I looked at his selection of alternative history and sci-fi battle books, and looked at my stack of steampunk romance books (The Parasol Protectorate by Gail Carriger) and replied, “I know what you mean.”
That is how I feel about urban fantasy books. Or, as they are categorized by some, “Supernatural Romance”, to which I say, what the christ?
Back in the dark ages, I loved urban fantasy books. Sadly, there weren’t many urban fantasy books and I had to dig a bit to find them. Now, there are too many of them and I can’t stand reading them. The biggest reasons are because they are poorly written and contrived, and I dislike how many of them are based around sex, romance, and sexy romance with supernatural critters. With that phrasing, I think people who fantasize about sexing up vampires or werewolves can be related to furries!
It’s not just that the books tend to be terrible. It’s also that the covers are terrible. Please, think of the commuter-reader who doesn’t want people to see her reading a book with scantily-clad anythings on the cover.
Those things contributed to me not wanting to read the Mercy Thompson series by Patricia Briggs: suspicion of the content and irritation with the cover. The heroine is supposed to be a mechanic. Would a mechanic unbutton her shirt to her boob line, roll her shirt up to said line, wear long dangly earrings, and leave her hair lose? This is an embarrassing book to be seen buying or reading, but hey, at least she’s not wearing some sort of taffeta number with wings or dripping mascara.

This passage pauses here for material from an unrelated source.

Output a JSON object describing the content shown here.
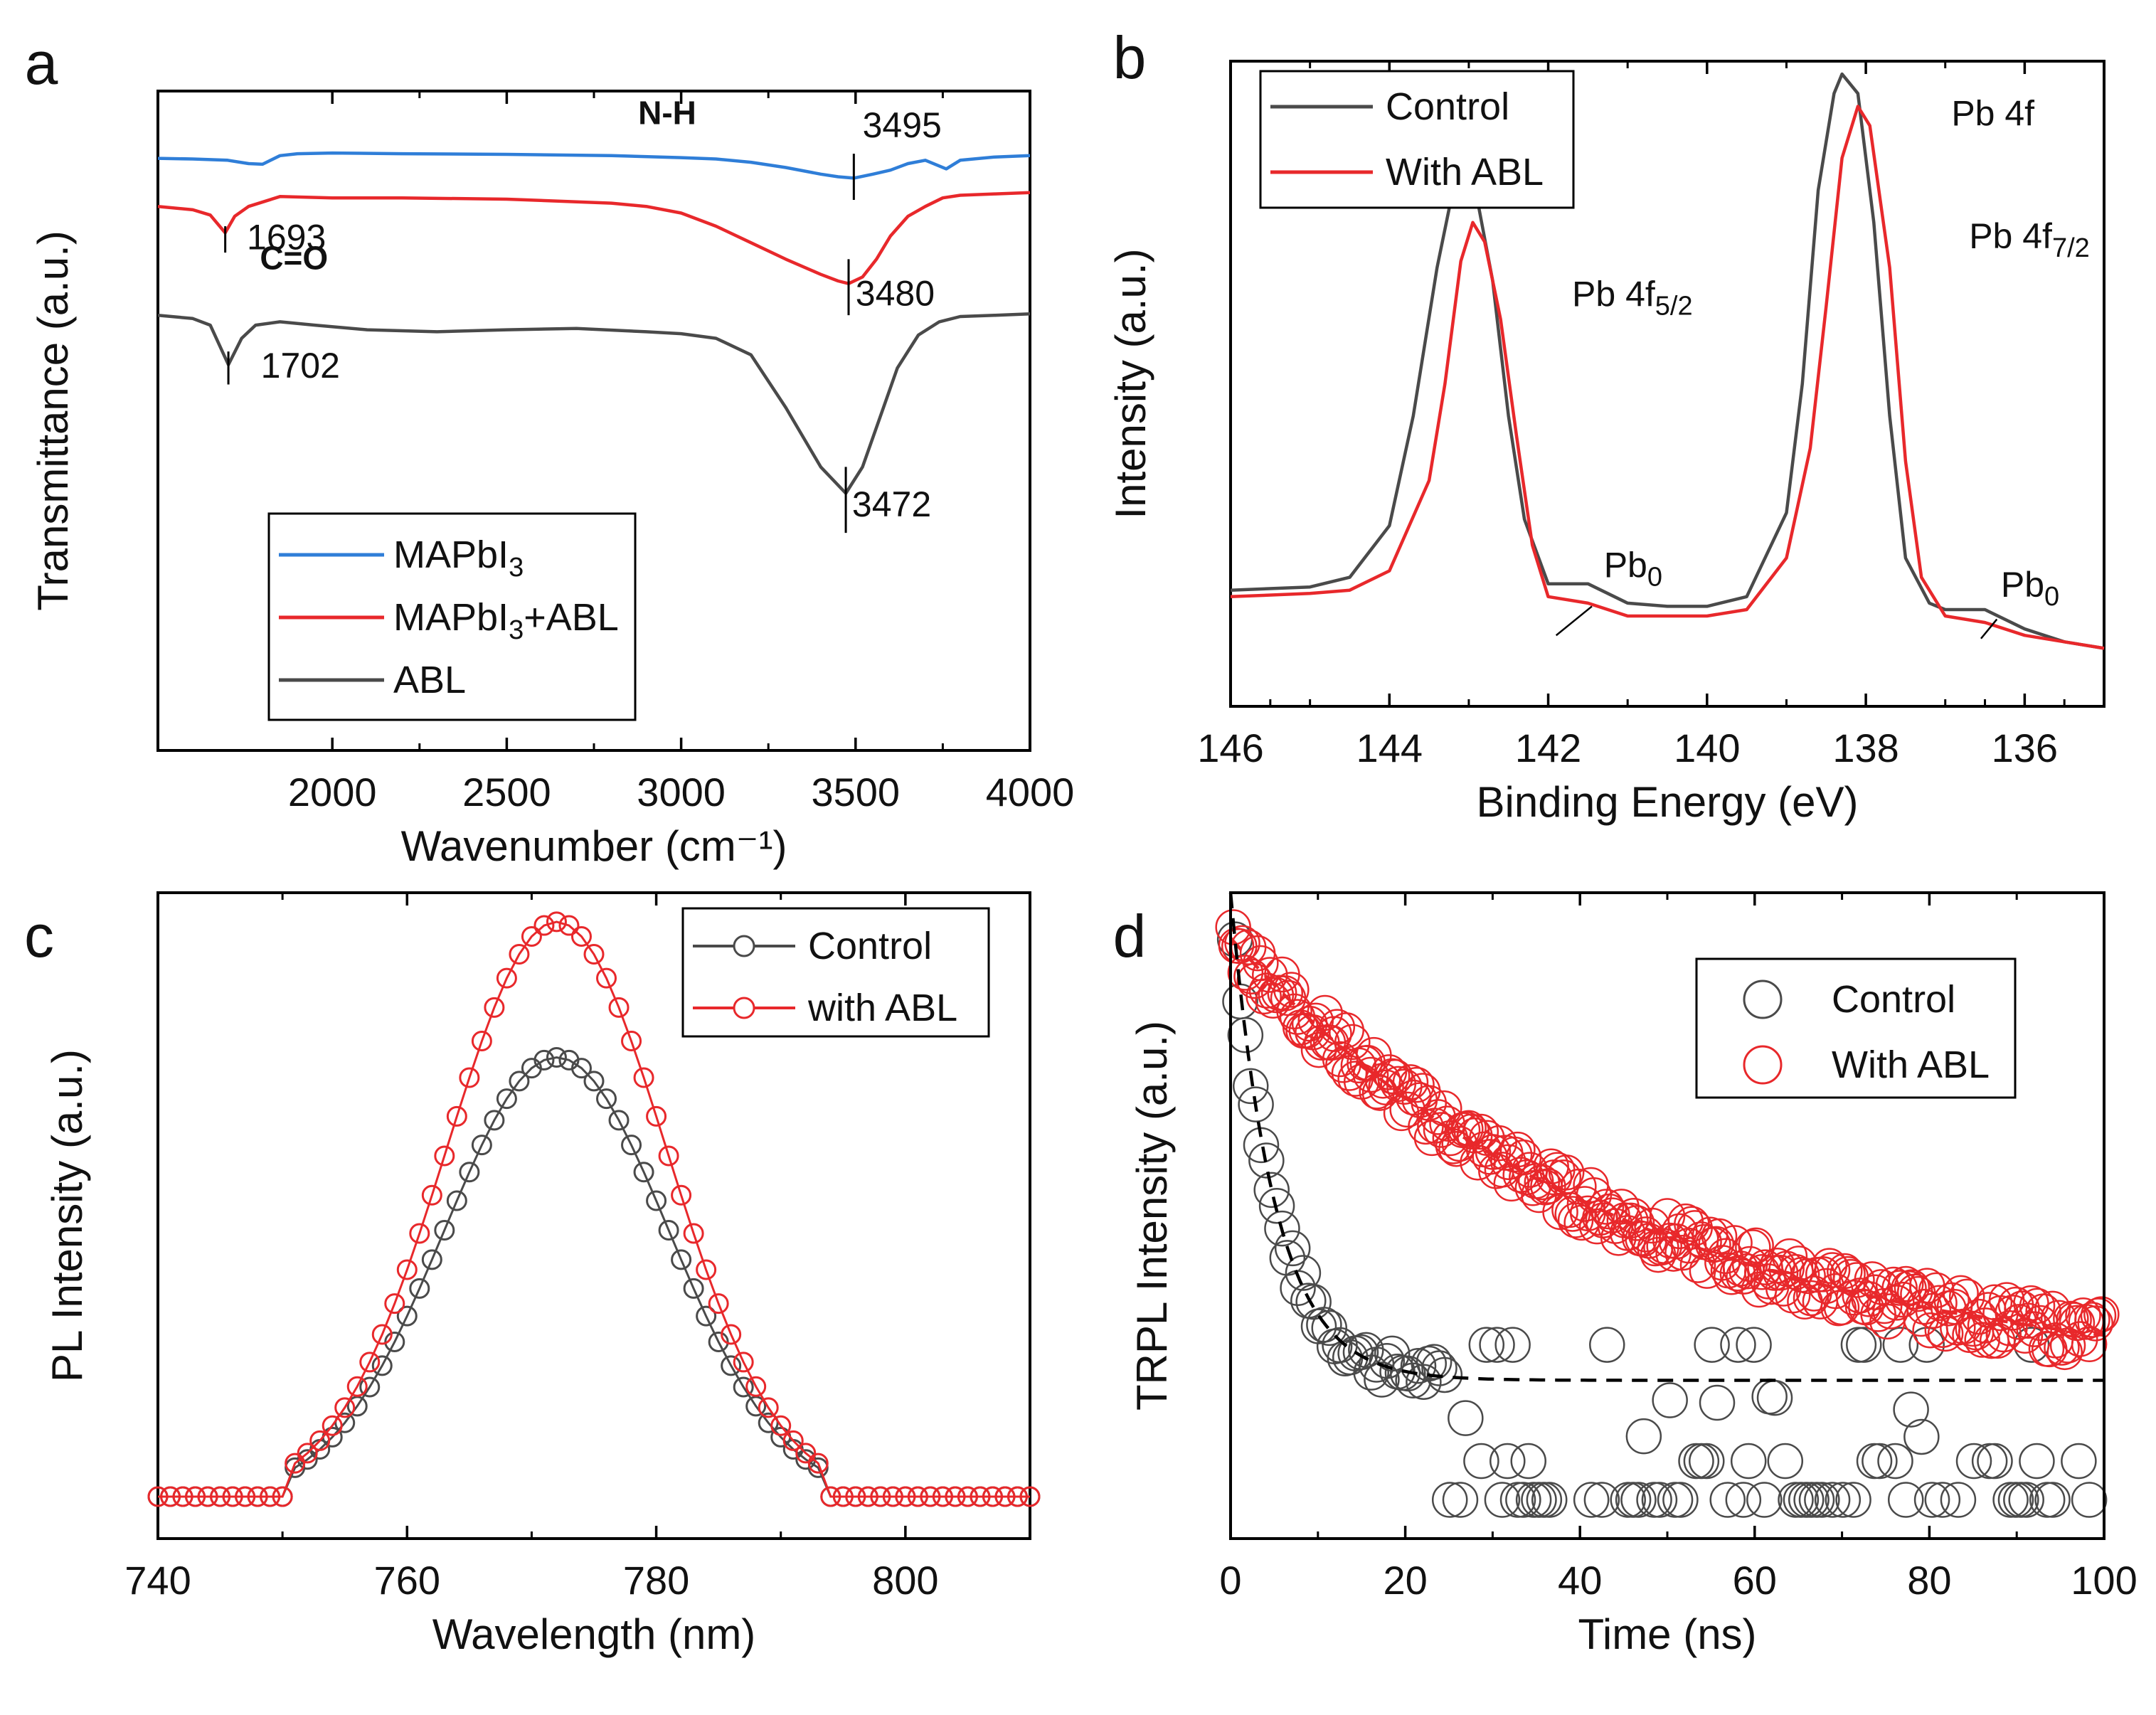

“Moon Called” introduces nothing new to the urban fantasy genre. There are werewolves, vampires, and faeries. They don’t like each other. Also familiar is how the main character, Mercedes, is none of these but interacts with all of them. It cannot be helped! The local werewolf leader is her neighbor, and her stepfather was a werewolf! Vampires shake her down for protection money, and the previous owner of her shop (and her car mentor) is a faerie.
Mercy is a skinwalker, the only one she knows of (qualifying her for Special Snowflake heroine status), who doesn’t know her father, was raised by a werewolf, and left the werewolf pack to live on her own. Currently, she works as a car mechanic in her own shop, and goes about her la di da business until a werewolf she knows isn’t a part of the local pack comes and asks her for work and she learns that he was an illegally made (by the werewolf pack standards) werewolf that escaped from people experimenting on him. She brings this to the attention of the local pack leader, and hijinks ensue. People get hurt, infighting and subplots come to light, all 3 supernatural factions get involved, and we learn more about Mercy and how the factions work.
I’m not going to say this book was horrible; it’s not. It is also not worth buying. The writing is a bit clunky and awkward, and the world-building is nothing special. It’s not that a book has to have something Super Special to make it worthwhile, but there most be something compelling about the first book in the series that will convince me to buy the rest of the books.
I don’t see an overarching good vs. evil battle coming up, nor do I feel empathy or curiosity for any of the characters. The organization of the factions isn’t interesting yet, and none of the characters have been given enough depth to be interesting.
What I’m saying is that this book is a fast read for a boring day. You’ll want to finish reading it, but once you’re done, it won’t occupy your mind. You might be curious about the sequels, but you will also realize that each book is $7.99 and you could buy a burger or a bowl of ramen that would be more enjoyable.